The pen is motionless in my hand
And my palms are getting damp:
I've got the dreaded writer's block
When I'd like the writer's cramp.

Occasionally the muscles stir
And my hand begins to move,
But it's just another silly doodle
'Cos I'm stuck well in the groove.

There must be something I can write,
Something witty or rare
That'll make the world sit back and think,
Or at least get me out of this chair.

I could try and write about the man
At the clothing recycling bin
Who, trying to find something to wear,
Overreached and then fell in.

He must have been virtually naked
Or just incredibly thin,
For the opening is not very big at all
On a clothing recycling bin.

In what was quite a sorry affair
There was a stroke of luck
For he did have a mobile phone on which
He reported that he was stuck.

The fire brigade soon arrived at speed
Then, laughing, fell about
And it took them quite a while before
They were ready to cut him out.

Yet somehow it doesn't seem to work
For although the story's true
It doesn't have a proper ending
And therefore will not do!

So I screw the paper in a ball
And throw it at the clock.
Oh! it's such an awful waste of time
Suffering from writer's block.

***

 

 

The Weather Girl
(Dec 2001)

I've fallen in love with the weather girl
I'm her slave every time she appears
I go weak when she mentions her thermals
And her lows just reduce me to tears.

I imagine her wearing green wellies
As she tells me that rain's on the way
And I drool at the thought of her swimsuit
When she says it will be a nice day.

She has total control of my movements
If she tells me to stay in, I do.
Then I search through the channels to find her
For without her my skies are not blue.

Who cares if she talks about cold snaps?
It's her warm front that captures my heart
Yet, while isobars bring us together,
We're still weather systems apart.

***

 

 

Wind of Change
(June 2005)

I've started on my diet and all the goodies have been binned
But now that I am eating less there's lots more room for wind
And through my miles of tubing I can hear it gurgle round
Until it makes an exit with a most explosive sound.
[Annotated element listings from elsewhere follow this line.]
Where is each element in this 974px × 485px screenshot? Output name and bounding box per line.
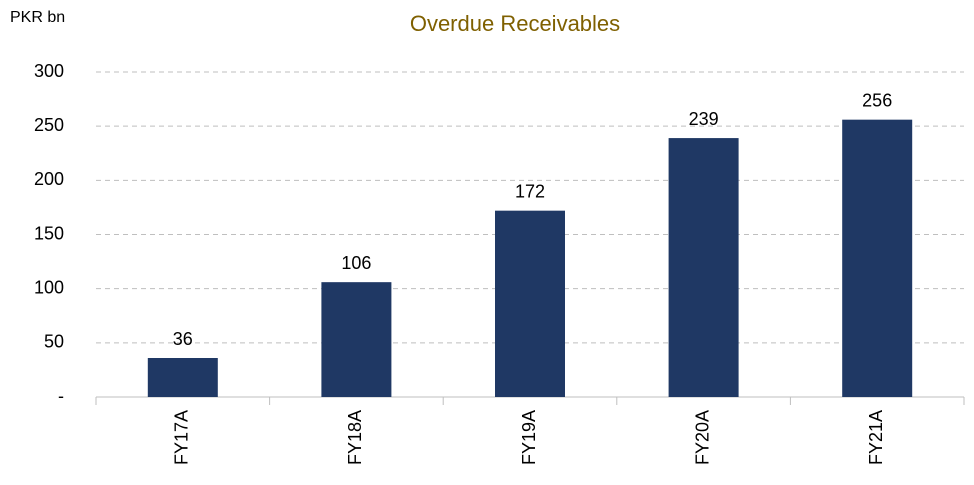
- y-tick-label: 50: [44, 332, 64, 352]
- x-tick-label: FY18A: [345, 410, 365, 465]
- bar: [495, 210, 565, 397]
- bar: [321, 282, 392, 397]
- y-tick-label: 100: [34, 277, 64, 297]
- chart-title: Overdue Receivables: [410, 11, 620, 36]
- data-label: 36: [173, 329, 193, 349]
- bar: [147, 358, 218, 397]
- data-label: 106: [341, 253, 371, 273]
- x-tick-label: FY17A: [172, 410, 192, 465]
- y-axis-label: PKR bn: [10, 9, 65, 26]
- data-label: 256: [862, 90, 892, 110]
- x-tick-label: FY20A: [692, 410, 712, 465]
- bar: [668, 138, 739, 398]
- x-tick-label: FY21A: [866, 410, 886, 465]
- y-tick-label: 300: [34, 61, 64, 81]
- x-tick-label: FY19A: [519, 410, 539, 465]
- data-label: 239: [689, 109, 719, 129]
- data-label: 172: [515, 181, 545, 201]
- y-tick-label: 250: [34, 115, 64, 135]
- bar: [842, 119, 913, 398]
- y-tick-label: 200: [34, 169, 64, 189]
- y-tick-label: 150: [34, 223, 64, 243]
- y-tick-label: -: [58, 386, 64, 406]
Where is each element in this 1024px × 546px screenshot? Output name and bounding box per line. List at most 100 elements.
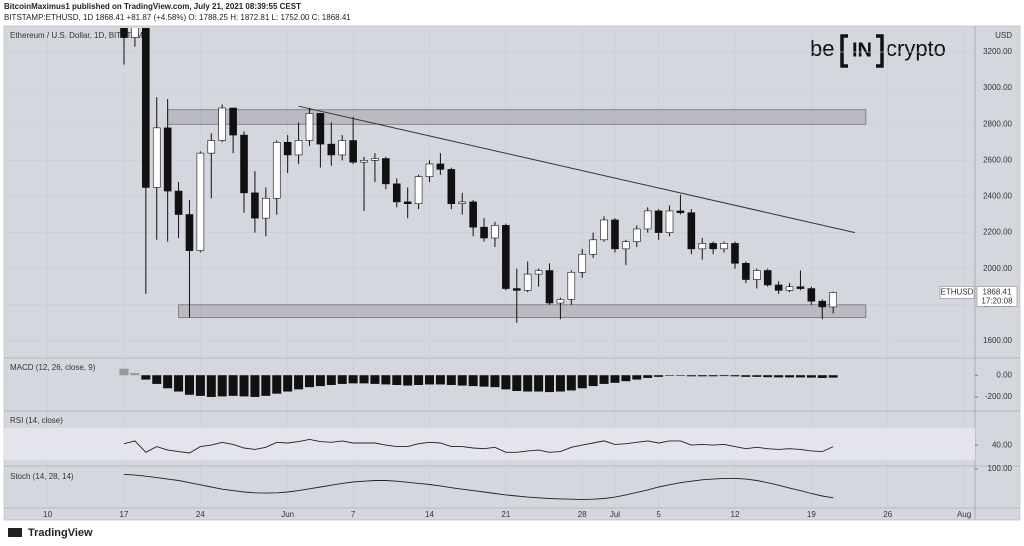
x-tick-label: Aug — [957, 510, 971, 519]
candle-body — [709, 243, 717, 250]
candle-body — [120, 28, 128, 38]
histogram-bar — [730, 375, 740, 377]
candle-body — [360, 160, 368, 163]
candle-body — [436, 163, 445, 170]
candle-body — [567, 272, 576, 300]
histogram-bar — [763, 375, 773, 378]
candle-body — [742, 262, 750, 280]
candle-body — [512, 288, 521, 291]
candle-body — [382, 158, 390, 185]
histogram-bar — [675, 375, 685, 376]
candle-body — [163, 127, 172, 192]
histogram-bar — [795, 375, 805, 378]
histogram-bar — [174, 375, 184, 392]
candle-body — [534, 270, 543, 275]
trendline — [298, 105, 856, 234]
candle-body — [447, 169, 456, 204]
histogram-bar — [381, 375, 391, 385]
candle-body — [469, 201, 477, 228]
candle-body — [251, 192, 259, 219]
histogram-bar — [512, 375, 522, 391]
candle-body — [392, 183, 401, 203]
candle-body — [491, 225, 499, 239]
y-tick-label: 0.00 — [996, 370, 1012, 379]
y-tick-label: 2600.00 — [983, 155, 1012, 164]
histogram-bar — [621, 375, 631, 382]
histogram-bar — [610, 375, 620, 383]
histogram-bar — [184, 375, 194, 395]
candle-body — [665, 210, 674, 233]
histogram-bar — [294, 375, 304, 390]
candle-body — [458, 201, 467, 204]
price-tag-symbol: ETHUSD — [941, 288, 974, 297]
histogram-bar — [752, 375, 762, 377]
price-tag-countdown: 17:20:08 — [981, 297, 1013, 306]
candle-body — [785, 286, 794, 291]
candle-body — [294, 140, 303, 156]
histogram-bar — [261, 375, 271, 396]
candle-body — [807, 288, 816, 302]
candle-body — [654, 210, 663, 233]
candle-body — [403, 201, 412, 204]
y-tick-label: 2200.00 — [983, 228, 1012, 237]
x-tick-label: 19 — [807, 510, 816, 519]
candle-body — [480, 226, 488, 239]
histogram-bar — [566, 375, 576, 391]
histogram-bar — [697, 375, 707, 377]
histogram-bar — [250, 375, 260, 397]
y-tick-label: 2800.00 — [983, 119, 1012, 128]
candle-body — [425, 163, 434, 177]
y-tick-label: -200.00 — [985, 392, 1013, 401]
histogram-bar — [719, 375, 729, 377]
candle-body — [545, 270, 554, 304]
pane-title: MACD (12, 26, close, 9) — [10, 363, 96, 372]
x-tick-label: 17 — [120, 510, 129, 519]
candle-body — [305, 113, 314, 141]
candle-body — [131, 28, 139, 38]
x-tick-label: 10 — [43, 510, 52, 519]
candle-body — [207, 140, 216, 154]
author-line: BitcoinMaximus1 published on TradingView… — [4, 2, 301, 11]
candle-body — [272, 142, 281, 199]
zone — [178, 304, 867, 318]
candle-body — [185, 214, 194, 251]
histogram-bar — [555, 375, 565, 392]
candle-body — [523, 273, 532, 291]
histogram-bar — [632, 375, 642, 380]
logo-left: be — [810, 36, 834, 61]
histogram-bar — [424, 375, 434, 385]
histogram-bar — [348, 375, 358, 384]
pane-title: Ethereum / U.S. Dollar, 1D, BITSTAMP — [10, 31, 148, 40]
y-tick-label: 100.00 — [988, 464, 1013, 473]
candle-body — [774, 284, 783, 291]
histogram-bar — [708, 375, 718, 377]
logo: be IN crypto — [810, 34, 946, 68]
histogram-bar — [370, 375, 380, 384]
y-tick-label: 40.00 — [992, 440, 1013, 449]
zone — [167, 109, 867, 125]
candle-body — [643, 210, 652, 230]
candle-body — [796, 286, 805, 289]
histogram-bar — [239, 375, 249, 397]
axis-unit: USD — [995, 31, 1012, 40]
brand-icon — [8, 528, 22, 537]
histogram-bar — [468, 375, 478, 387]
x-tick-label: Jun — [281, 510, 294, 519]
histogram-bar — [654, 375, 664, 377]
pane-title: RSI (14, close) — [10, 416, 63, 425]
candle-body — [414, 176, 423, 204]
histogram-bar — [479, 375, 489, 387]
pane-title: Stoch (14, 28, 14) — [10, 472, 74, 481]
candle-body — [818, 300, 827, 308]
x-tick-label: 21 — [501, 510, 510, 519]
symbol-line: BITSTAMP:ETHUSD, 1D 1868.41 +81.87 (+4.5… — [4, 13, 351, 22]
histogram-bar — [501, 375, 511, 390]
histogram-bar — [130, 373, 140, 376]
histogram-bar — [741, 375, 751, 377]
histogram-bar — [304, 375, 314, 388]
logo-middle: IN — [852, 39, 872, 61]
histogram-bar — [359, 375, 369, 384]
price-tag-box — [976, 286, 1018, 307]
x-tick-label: 5 — [656, 510, 661, 519]
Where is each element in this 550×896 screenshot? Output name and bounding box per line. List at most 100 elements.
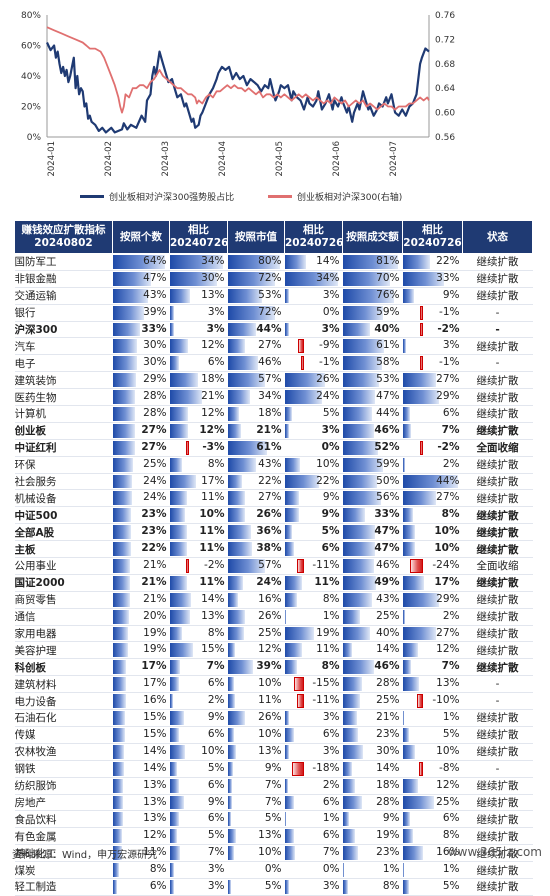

Now there are other problems as it struggles to get free
For it presses on my bladder and makes me want to pee
So I satisfy the craving but it's driving me insane
'Cos then my stomach gurgles and - here we go again.

I wonder why this happens every time I'm on a diet
And why it always waits until everybody's quiet.
I used to think that life was great, and what could ever spoil it?
But now if you can't find me I'll be hiding in the toilet.